I'm looking for the intersection points of a pair of polar curves r=cos(3*theta) and r= sin(3*theta) on the interval of 0 <= theta <= pi.

I know that to find the points I set the equations equal to one another. So I did that and got tan(3*theta) = 1 and I got that theta = pi/12.
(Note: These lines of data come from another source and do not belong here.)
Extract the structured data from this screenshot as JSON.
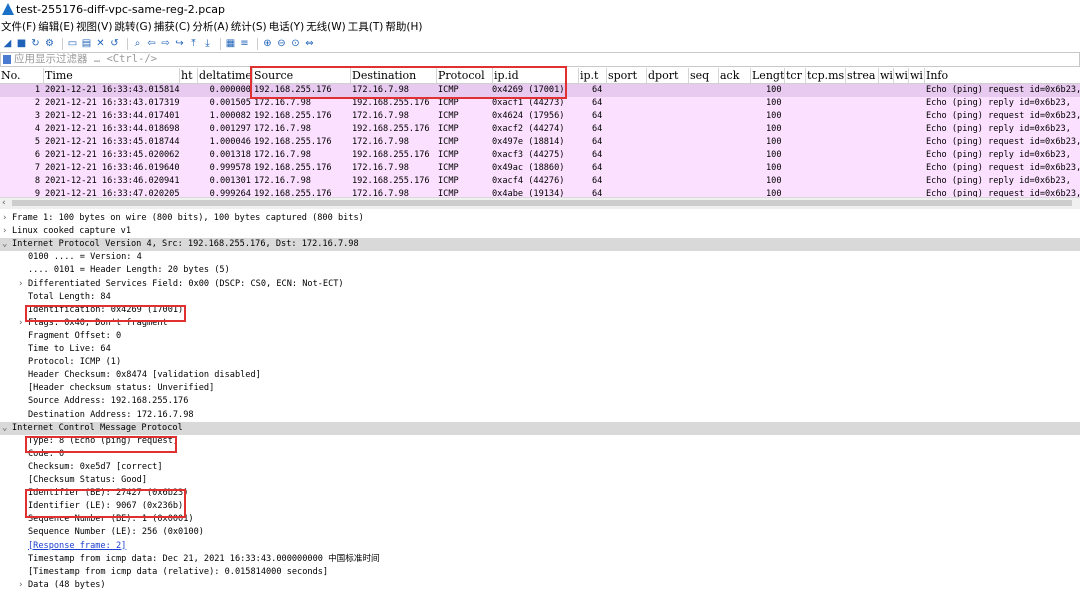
{
  "window": {
    "title": "test-255176-diff-vpc-same-reg-2.pcap"
  },
  "menu": [
    "文件(F)",
    "编辑(E)",
    "视图(V)",
    "跳转(G)",
    "捕获(C)",
    "分析(A)",
    "统计(S)",
    "电话(Y)",
    "无线(W)",
    "工具(T)",
    "帮助(H)"
  ],
  "toolbar_icons": [
    "shark-fin-start-icon",
    "stop-square-icon",
    "restart-icon",
    "gear-options-icon",
    "open-folder-icon",
    "save-file-icon",
    "close-file-icon",
    "reload-icon",
    "search-icon",
    "back-arrow-icon",
    "forward-arrow-icon",
    "goto-packet-icon",
    "first-packet-icon",
    "last-packet-icon",
    "autoscroll-icon",
    "colorize-icon",
    "zoom-in-icon",
    "zoom-out-icon",
    "zoom-reset-icon",
    "resize-columns-icon"
  ],
  "filter": {
    "placeholder": "应用显示过滤器 … <Ctrl-/>"
  },
  "columns": [
    "No.",
    "Time",
    "ht",
    "deltatime",
    "Source",
    "Destination",
    "Protocol",
    "ip.id",
    "ip.t",
    "sport",
    "dport",
    "seq",
    "ack",
    "Lengt",
    "tcr",
    "tcp.ms",
    "strea",
    "wi",
    "wi",
    "wi",
    "Info"
  ],
  "packets": [
    {
      "no": "1",
      "time": "2021-12-21 16:33:43.015814",
      "delta": "0.000000",
      "src": "192.168.255.176",
      "dst": "172.16.7.98",
      "proto": "ICMP",
      "ipid": "0x4269 (17001)",
      "ttl": "64",
      "len": "100",
      "info": "Echo (ping) request  id=0x6b23,"
    },
    {
      "no": "2",
      "time": "2021-12-21 16:33:43.017319",
      "delta": "0.001505",
      "src": "172.16.7.98",
      "dst": "192.168.255.176",
      "proto": "ICMP",
      "ipid": "0xacf1 (44273)",
      "ttl": "64",
      "len": "100",
      "info": "Echo (ping) reply    id=0x6b23,"
    },
    {
      "no": "3",
      "time": "2021-12-21 16:33:44.017401",
      "delta": "1.000082",
      "src": "192.168.255.176",
      "dst": "172.16.7.98",
      "proto": "ICMP",
      "ipid": "0x4624 (17956)",
      "ttl": "64",
      "len": "100",
      "info": "Echo (ping) request  id=0x6b23,"
    },
    {
      "no": "4",
      "time": "2021-12-21 16:33:44.018698",
      "delta": "0.001297",
      "src": "172.16.7.98",
      "dst": "192.168.255.176",
      "proto": "ICMP",
      "ipid": "0xacf2 (44274)",
      "ttl": "64",
      "len": "100",
      "info": "Echo (ping) reply    id=0x6b23,"
    },
    {
      "no": "5",
      "time": "2021-12-21 16:33:45.018744",
      "delta": "1.000046",
      "src": "192.168.255.176",
      "dst": "172.16.7.98",
      "proto": "ICMP",
      "ipid": "0x497e (18814)",
      "ttl": "64",
      "len": "100",
      "info": "Echo (ping) request  id=0x6b23,"
    },
    {
      "no": "6",
      "time": "2021-12-21 16:33:45.020062",
      "delta": "0.001318",
      "src": "172.16.7.98",
      "dst": "192.168.255.176",
      "proto": "ICMP",
      "ipid": "0xacf3 (44275)",
      "ttl": "64",
      "len": "100",
      "info": "Echo (ping) reply    id=0x6b23,"
    },
    {
      "no": "7",
      "time": "2021-12-21 16:33:46.019640",
      "delta": "0.999578",
      "src": "192.168.255.176",
      "dst": "172.16.7.98",
      "proto": "ICMP",
      "ipid": "0x49ac (18860)",
      "ttl": "64",
      "len": "100",
      "info": "Echo (ping) request  id=0x6b23,"
    },
    {
      "no": "8",
      "time": "2021-12-21 16:33:46.020941",
      "delta": "0.001301",
      "src": "172.16.7.98",
      "dst": "192.168.255.176",
      "proto": "ICMP",
      "ipid": "0xacf4 (44276)",
      "ttl": "64",
      "len": "100",
      "info": "Echo (ping) reply    id=0x6b23,"
    },
    {
      "no": "9",
      "time": "2021-12-21 16:33:47.020205",
      "delta": "0.999264",
      "src": "192.168.255.176",
      "dst": "172.16.7.98",
      "proto": "ICMP",
      "ipid": "0x4abe (19134)",
      "ttl": "64",
      "len": "100",
      "info": "Echo (ping) request  id=0x6b23,"
    }
  ],
  "details": [
    {
      "text": "Frame 1: 100 bytes on wire (800 bits), 100 bytes captured (800 bits)",
      "arrow": "›",
      "indent": 0
    },
    {
      "text": "Linux cooked capture v1",
      "arrow": "›",
      "indent": 0
    },
    {
      "text": "Internet Protocol Version 4, Src: 192.168.255.176, Dst: 172.16.7.98",
      "arrow": "⌄",
      "indent": 0,
      "hi": true
    },
    {
      "text": "0100 .... = Version: 4",
      "arrow": "",
      "indent": 1
    },
    {
      "text": ".... 0101 = Header Length: 20 bytes (5)",
      "arrow": "",
      "indent": 1
    },
    {
      "text": "Differentiated Services Field: 0x00 (DSCP: CS0, ECN: Not-ECT)",
      "arrow": "›",
      "indent": 1
    },
    {
      "text": "Total Length: 84",
      "arrow": "",
      "indent": 1
    },
    {
      "text": "Identification: 0x4269 (17001)",
      "arrow": "",
      "indent": 1
    },
    {
      "text": "Flags: 0x40, Don't fragment",
      "arrow": "›",
      "indent": 1
    },
    {
      "text": "Fragment Offset: 0",
      "arrow": "",
      "indent": 1
    },
    {
      "text": "Time to Live: 64",
      "arrow": "",
      "indent": 1
    },
    {
      "text": "Protocol: ICMP (1)",
      "arrow": "",
      "indent": 1
    },
    {
      "text": "Header Checksum: 0x8474 [validation disabled]",
      "arrow": "",
      "indent": 1
    },
    {
      "text": "[Header checksum status: Unverified]",
      "arrow": "",
      "indent": 1
    },
    {
      "text": "Source Address: 192.168.255.176",
      "arrow": "",
      "indent": 1
    },
    {
      "text": "Destination Address: 172.16.7.98",
      "arrow": "",
      "indent": 1
    },
    {
      "text": "Internet Control Message Protocol",
      "arrow": "⌄",
      "indent": 0,
      "hi": true
    },
    {
      "text": "Type: 8 (Echo (ping) request)",
      "arrow": "",
      "indent": 1
    },
    {
      "text": "Code: 0",
      "arrow": "",
      "indent": 1
    },
    {
      "text": "Checksum: 0xe5d7 [correct]",
      "arrow": "",
      "indent": 1
    },
    {
      "text": "[Checksum Status: Good]",
      "arrow": "",
      "indent": 1
    },
    {
      "text": "Identifier (BE): 27427 (0x6b23)",
      "arrow": "",
      "indent": 1
    },
    {
      "text": "Identifier (LE): 9067 (0x236b)",
      "arrow": "",
      "indent": 1
    },
    {
      "text": "Sequence Number (BE): 1 (0x0001)",
      "arrow": "",
      "indent": 1
    },
    {
      "text": "Sequence Number (LE): 256 (0x0100)",
      "arrow": "",
      "indent": 1
    },
    {
      "text": "[Response frame: 2]",
      "arrow": "",
      "indent": 1,
      "link": true
    },
    {
      "text": "Timestamp from icmp data: Dec 21, 2021 16:33:43.000000000 中国标准时间",
      "arrow": "",
      "indent": 1
    },
    {
      "text": "[Timestamp from icmp data (relative): 0.015814000 seconds]",
      "arrow": "",
      "indent": 1
    },
    {
      "text": "Data (48 bytes)",
      "arrow": "›",
      "indent": 1
    }
  ]
}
There are 2 other intersection points that I need to find, but I forgot the method for solving for multiple values. Can somebody give me a refresher?

Answer 1

when is cos(u)=sin(u)?

Answer 2

think about the unit circle

Answer 3

When tan(u) = 1.... So at 45 degree angles?

Answer 4

well there are other numbers where cos and sin values are the same

Answer 5

so if we replace 3 theta with u
then theta=u/3
so that means 0<=u/3<=pi
this means you need to solve cos(u)=sin(u) on the interval u in [0,3pi]

Answer 6

so you should get 3 answers

Answer 7

you already have one which is at pi/4

Answer 8

u=pi/4
you could go ahead and say u=pi/4+2pi
but there is one more look in the quadrant where both sin and cos are negative

Answer 9

Ahh I see what you're saying. Ok, so there's pi/4, 5pi/4, and 9pi/4?

Answer 10

\[u=\frac{\pi}{4} \\ u=\frac{5\pi}{4} \\ u=\frac{9 \pi}{4} \\ \text{ so } u=3 \theta \\ 3 \theta= \frac{\pi}{4} \\ 3 \theta=\frac{5 \pi}{4} \\ 3 \theta=\frac{ 9 \pi}{4}\]

Answer 11

solve those three equations

Answer 12

pi/12, 5pi/12, and 9pi/12.

So the method for this or any problem would be to set your theta with coefficient value equal to u, solve for theta, and then substitute that into the boundary inequality?

Answer 13

yeah when i have something like sin(6 x)=1/2
and i want to solve it on the interval 0<x<9 pi
I replace 6x with u
so so x=u/6
replace x in the inequality above to find out what u needs to be between and then solve
sin(u)=1/2 on 0<x<54 pi
which this question would be ridiculous
because that domain is huge

Answer 14

\[u=\frac{\pi}{6}+2 \pi n \\ u=\frac{5 \pi}{6}+ 2 \pi n \]
where n=0,1,...,27

Answer 15

then replace u with 6x and then solve for x

Answer 16

Ok great, thanks a lot Freckles

Answer 17

actually I think that should be n=0,..,26

Answer 18

but yeah I think you get the idea